Archetype applied to the Exon Domesday book showing occurrences of the 'gallows mark' (Exon 2018: Search > Graphs > Gallows Mark)

Archetype used in the Models of Authority project to show images of a given title (‘marescallus’) in the charters (Models of Authority > Search > People > ‘Marescallus’)

Archetype used in the Exon Domesday project to display the text, transcription and translation of the book (Exon Domesday > Browse Text and Translation).

Other important components to be added include linking to external services such as those provided by D
ivaServices (Würsch, Liwicki and Ingold [n.d.]). These are to be complemented with an ergonomic interface for manual transcription and data-entry for different types of digital and printed editions, as well as translations, commentaries, and linguistic analyses. This component will again comprise a dialogue between manual linguistic annotation such as POS tagging for the preparation of training data with Pandora (Kestemont [n.d.]), and a module for post-correction using Pyrrha (Clérice et al. [n.d.]). The resulting texts will be disseminated through TEI Publisher or similar.

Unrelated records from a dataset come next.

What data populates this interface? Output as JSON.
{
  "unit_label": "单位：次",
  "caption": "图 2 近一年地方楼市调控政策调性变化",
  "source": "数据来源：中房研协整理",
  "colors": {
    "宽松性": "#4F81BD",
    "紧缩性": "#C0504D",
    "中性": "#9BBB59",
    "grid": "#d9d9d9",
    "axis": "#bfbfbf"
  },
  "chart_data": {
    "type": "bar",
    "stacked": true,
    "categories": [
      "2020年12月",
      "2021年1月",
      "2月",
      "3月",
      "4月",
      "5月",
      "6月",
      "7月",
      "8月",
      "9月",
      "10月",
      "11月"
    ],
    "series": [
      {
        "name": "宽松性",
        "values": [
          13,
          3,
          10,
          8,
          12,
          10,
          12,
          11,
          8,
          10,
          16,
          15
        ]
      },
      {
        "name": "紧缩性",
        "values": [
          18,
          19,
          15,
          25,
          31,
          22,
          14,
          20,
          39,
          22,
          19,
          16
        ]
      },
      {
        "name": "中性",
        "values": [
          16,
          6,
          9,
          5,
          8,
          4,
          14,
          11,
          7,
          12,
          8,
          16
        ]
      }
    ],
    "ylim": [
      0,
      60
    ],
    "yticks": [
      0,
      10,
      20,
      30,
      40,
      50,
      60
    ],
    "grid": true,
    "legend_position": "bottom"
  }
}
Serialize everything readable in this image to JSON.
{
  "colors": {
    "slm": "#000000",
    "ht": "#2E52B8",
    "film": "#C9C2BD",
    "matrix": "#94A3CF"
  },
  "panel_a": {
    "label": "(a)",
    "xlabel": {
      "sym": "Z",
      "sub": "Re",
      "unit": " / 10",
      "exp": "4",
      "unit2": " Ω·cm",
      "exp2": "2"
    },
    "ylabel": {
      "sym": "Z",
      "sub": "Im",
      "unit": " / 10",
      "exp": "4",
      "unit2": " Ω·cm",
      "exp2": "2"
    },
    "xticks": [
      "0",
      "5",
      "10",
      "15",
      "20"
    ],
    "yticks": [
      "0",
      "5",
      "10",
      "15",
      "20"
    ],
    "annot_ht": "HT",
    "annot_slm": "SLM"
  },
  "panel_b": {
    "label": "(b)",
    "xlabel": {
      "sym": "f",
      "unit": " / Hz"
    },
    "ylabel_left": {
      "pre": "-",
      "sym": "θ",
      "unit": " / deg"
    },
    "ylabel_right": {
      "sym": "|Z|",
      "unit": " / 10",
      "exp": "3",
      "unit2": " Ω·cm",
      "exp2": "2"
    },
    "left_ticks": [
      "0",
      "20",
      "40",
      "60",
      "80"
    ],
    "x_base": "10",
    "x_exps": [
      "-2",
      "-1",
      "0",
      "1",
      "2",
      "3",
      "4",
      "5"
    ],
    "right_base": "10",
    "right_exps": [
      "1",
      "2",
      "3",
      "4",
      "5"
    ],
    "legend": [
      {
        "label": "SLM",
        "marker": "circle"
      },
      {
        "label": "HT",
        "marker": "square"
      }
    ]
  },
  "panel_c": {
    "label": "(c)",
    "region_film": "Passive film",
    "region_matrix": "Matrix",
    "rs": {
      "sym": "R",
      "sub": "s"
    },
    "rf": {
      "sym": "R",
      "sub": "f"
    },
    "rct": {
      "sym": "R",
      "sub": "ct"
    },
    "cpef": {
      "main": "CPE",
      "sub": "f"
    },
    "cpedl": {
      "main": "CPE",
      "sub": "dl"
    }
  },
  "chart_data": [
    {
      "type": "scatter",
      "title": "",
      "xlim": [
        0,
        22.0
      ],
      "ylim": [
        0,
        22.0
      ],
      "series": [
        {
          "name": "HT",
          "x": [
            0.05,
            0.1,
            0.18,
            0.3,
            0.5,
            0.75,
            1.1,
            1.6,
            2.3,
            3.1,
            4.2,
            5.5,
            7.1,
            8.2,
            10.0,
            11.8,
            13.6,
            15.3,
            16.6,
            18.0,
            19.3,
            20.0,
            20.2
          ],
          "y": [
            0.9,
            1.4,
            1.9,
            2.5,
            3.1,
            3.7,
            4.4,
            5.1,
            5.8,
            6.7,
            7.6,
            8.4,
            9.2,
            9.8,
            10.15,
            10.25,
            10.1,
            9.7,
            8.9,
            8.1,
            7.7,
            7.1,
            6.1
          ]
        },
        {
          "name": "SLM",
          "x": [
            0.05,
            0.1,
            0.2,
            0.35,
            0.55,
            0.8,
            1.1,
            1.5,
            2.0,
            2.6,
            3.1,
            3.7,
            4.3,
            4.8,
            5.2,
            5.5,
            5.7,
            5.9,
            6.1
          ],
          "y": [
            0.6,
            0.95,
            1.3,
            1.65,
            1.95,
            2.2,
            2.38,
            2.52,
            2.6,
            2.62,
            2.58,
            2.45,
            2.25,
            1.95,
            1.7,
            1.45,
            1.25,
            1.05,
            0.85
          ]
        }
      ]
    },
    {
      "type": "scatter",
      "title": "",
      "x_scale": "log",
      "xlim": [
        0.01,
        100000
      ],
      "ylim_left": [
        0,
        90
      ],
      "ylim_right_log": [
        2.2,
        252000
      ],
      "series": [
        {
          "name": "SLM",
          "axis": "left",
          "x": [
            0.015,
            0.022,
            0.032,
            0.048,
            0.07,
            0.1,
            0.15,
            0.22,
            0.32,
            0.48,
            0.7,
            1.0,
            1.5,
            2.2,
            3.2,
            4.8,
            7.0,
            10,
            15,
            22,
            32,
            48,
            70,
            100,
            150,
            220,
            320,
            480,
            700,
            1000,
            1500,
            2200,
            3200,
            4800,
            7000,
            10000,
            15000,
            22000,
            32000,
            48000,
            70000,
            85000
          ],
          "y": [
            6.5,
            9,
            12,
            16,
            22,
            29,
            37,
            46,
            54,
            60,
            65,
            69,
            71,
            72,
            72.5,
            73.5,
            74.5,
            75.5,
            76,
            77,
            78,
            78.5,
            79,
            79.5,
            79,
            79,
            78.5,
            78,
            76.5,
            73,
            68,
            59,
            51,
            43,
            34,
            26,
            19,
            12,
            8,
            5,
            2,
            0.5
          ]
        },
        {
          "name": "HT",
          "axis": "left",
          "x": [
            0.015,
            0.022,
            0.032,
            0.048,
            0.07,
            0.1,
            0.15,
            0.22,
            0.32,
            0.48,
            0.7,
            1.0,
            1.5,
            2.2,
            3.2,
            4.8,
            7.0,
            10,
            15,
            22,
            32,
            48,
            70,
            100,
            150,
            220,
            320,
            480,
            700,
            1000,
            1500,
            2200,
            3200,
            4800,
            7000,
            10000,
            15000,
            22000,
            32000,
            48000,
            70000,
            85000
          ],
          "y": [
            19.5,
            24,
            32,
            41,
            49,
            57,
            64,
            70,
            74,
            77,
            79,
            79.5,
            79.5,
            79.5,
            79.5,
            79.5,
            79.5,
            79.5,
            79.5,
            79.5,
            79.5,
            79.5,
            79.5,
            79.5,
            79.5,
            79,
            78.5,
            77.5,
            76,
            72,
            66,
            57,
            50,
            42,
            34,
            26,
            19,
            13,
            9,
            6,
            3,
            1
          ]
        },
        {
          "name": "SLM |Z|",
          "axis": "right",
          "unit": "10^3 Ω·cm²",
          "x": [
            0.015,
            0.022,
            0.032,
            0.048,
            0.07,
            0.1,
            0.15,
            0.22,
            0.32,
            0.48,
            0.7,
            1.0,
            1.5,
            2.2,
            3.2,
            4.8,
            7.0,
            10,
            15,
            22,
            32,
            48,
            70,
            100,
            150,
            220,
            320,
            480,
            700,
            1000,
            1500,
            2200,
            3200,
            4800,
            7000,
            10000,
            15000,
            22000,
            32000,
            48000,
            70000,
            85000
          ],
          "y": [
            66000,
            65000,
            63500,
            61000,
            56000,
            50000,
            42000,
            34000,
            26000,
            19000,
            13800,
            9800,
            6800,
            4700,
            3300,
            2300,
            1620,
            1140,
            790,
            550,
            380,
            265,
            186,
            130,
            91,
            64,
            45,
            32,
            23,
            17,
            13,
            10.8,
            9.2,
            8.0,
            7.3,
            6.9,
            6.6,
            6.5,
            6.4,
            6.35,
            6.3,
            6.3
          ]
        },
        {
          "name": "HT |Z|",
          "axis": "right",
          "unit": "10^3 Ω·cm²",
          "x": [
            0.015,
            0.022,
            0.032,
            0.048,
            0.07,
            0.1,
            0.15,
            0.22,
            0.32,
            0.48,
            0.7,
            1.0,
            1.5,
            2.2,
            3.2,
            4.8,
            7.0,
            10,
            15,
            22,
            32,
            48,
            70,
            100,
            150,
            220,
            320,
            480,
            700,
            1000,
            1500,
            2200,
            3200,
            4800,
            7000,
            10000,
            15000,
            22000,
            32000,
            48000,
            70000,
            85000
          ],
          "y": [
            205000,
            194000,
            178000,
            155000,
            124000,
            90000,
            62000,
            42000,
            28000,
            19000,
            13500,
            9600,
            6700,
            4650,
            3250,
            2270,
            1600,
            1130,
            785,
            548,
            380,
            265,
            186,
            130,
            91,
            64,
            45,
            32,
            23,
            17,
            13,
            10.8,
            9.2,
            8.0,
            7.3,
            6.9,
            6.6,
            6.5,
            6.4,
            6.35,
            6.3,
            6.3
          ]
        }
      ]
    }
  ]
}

The Pyrrha interface for post-correction of automatic annotation

The Digital Mishnah (under development), built on TEI Publisher

A further element is deep or allographic transcription, combining Archetype and Kraken with the interface already described. This will facilitate the production of facsimile editions and also training the computer for automatic transcription, alignment of existing texts with images, wordspotting, and text-image searches of the sort encouraged by Archetype (for examples see Figure 3 and Stokes et al. 2016). This combination of quantitative and qualitative approaches will also allow, for instance, the clustering of letters in a manuscript based on deep annotation, or analysing the distribution of allographs throughout an inscription or corpus. This becomes particularly powerful when combined with databases of manuscripts that are dated, geolocalised and/or written by the same scribe, such as Medium and Pinakes which are also planned for integration.
As well as problems around internationalisation and the many conventions and needs of such a broad project, another challenge here is how and to what degree these different components can be combined given their different data-models, purposes and assumptions. A Conceptual Reference Model is therefore being developed which will constitute a further important output of this project, based on the Biblissima ontology (an extension of FRBRoo) and CRMtex (Gehrke et al. 2015; Felicetti and Murano 2017; Murano and Felicetti 2017).